Встречный ветер подхватил остаток цигарки, унес за глухо гудящую трубу вагона.

— Когда сильно дерут, — досказал мужик, — во рту тот вкус остается. От шомполу — будто гвоздь сосешь. От розги — березой тянет. Да-а, было у нас беды со слезами. Все извели до края. Евдоху мою до смерти измяли, детишков — в огонь. А меня — шомполами до бесчуствия сил. Болел после этого чуть не год. Вся спина изгнила. Не думал, что жив останусь. Ан выжил…

Савелий помолчал, опять полез за кисетом.

— У нас круг Мануйлова кроме нашего Коянсу — топких озер полно. Кугой с краев заросли. Войдет кто незнамо, заплутается — и конец. Зимой куга, когда высохнет, чистый порох! Не дай бог! Колчаки, бывало, им пользовались, жгли партизан. Раз рядом с Мануйловом такой пожог сотворили, перетак их с маком, что все округ огнем обнялось! Я тогда, как — не помню, один и спасся. Видал?

Савелий снял рваную варежку, задрал рукав полушубка. От кисти до локтя тянулось лишенное кожи алое мясо.

— Так-то вот, парень. Люто было в Сибири. А надо бы ей добра. Нам, тоись людям. За то и я, как отудобил, к партизанам подался. Народ, он ведь что? Как волна океанска: плеснет — дак горы все набок! Так же вот, брат, и мы. Отлилось белякам, когда Колчака сказнили, а иностранных — под зад ногой во всей сибирской земле!

Он с хрипом втянул в себя иссеченный сухими снежинками воздух, закашлялся, с трудом отдышался.

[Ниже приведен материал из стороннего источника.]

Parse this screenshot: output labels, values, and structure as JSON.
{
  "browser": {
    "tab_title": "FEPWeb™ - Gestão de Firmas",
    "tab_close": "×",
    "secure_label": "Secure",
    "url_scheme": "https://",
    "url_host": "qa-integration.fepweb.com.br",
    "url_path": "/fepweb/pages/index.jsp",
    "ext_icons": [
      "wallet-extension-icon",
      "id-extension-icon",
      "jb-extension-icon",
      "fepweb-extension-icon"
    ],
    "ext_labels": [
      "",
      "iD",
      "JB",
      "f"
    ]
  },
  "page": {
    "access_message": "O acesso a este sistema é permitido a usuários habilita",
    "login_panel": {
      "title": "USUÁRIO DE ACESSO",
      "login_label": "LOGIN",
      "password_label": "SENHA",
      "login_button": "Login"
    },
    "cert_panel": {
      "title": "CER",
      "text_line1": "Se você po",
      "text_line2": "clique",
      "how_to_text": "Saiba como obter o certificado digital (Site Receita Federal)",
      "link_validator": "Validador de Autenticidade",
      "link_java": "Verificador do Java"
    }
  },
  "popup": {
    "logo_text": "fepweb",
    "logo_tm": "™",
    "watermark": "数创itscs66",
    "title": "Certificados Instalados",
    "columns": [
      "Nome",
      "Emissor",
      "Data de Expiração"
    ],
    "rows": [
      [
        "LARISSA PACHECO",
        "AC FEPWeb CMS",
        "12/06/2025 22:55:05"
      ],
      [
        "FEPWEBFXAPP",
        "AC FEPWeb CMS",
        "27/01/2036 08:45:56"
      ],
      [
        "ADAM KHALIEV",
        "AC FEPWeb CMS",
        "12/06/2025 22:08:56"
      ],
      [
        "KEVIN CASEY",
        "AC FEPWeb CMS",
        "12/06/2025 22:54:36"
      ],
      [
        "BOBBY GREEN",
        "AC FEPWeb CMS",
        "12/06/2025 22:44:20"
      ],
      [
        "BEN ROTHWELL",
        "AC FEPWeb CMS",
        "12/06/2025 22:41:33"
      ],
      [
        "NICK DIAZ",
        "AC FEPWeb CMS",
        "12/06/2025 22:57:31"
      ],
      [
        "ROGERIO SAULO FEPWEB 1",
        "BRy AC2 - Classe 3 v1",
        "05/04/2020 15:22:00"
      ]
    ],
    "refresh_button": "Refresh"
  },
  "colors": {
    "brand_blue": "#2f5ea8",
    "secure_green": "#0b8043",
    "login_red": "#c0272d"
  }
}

— Однако добра пока нету. Вернулся я в наш Мануйлов, глянь — снова не мы, а кто побогаче, на самом верху. Опять Мартемьян Лукьяныч всему голова. Масло бьет — пахту не знает куда девать. Кабаны его — и те пахту не жрут, перетак их с маком. А бедным, как я, отдать, скажем, жалко. Скупой. И те, кто чуток справнее меня, не больно довольны: Износков всю власть в свои руки взял. Потому — обижены на Москву. Тогда и решил я, парень, правду искать. Где только не был у нас в Сибири, с кем не встречался! Такая чудимость на меня нашла: самому ту правду найти. Руками потрогать. Тут как раз один человек в городе Омском… слыхал про такой? Комиссар, что ли? Из бывших посельных, которые были против царя и за то их в Сибирь сселили, — так он мне про Ленина рассказал. В башку и вошло: поехать! Сколько-нисколько, хоть цельный год, а туда, значит, в эту Москву. За ней, той правдой, и еду. К нему самому. Значит, к Ленину. Ни к кому другому…

11

Целую неделю они ехали так — на холодной покатой крыше, на пронизывающем до костей ветру, сквозь слепые ночные метели, пока наконец перегруженный, обессилевший состав кое-как не дополз до станции, возле которой раскинулся заводской поселок, где жил Антон.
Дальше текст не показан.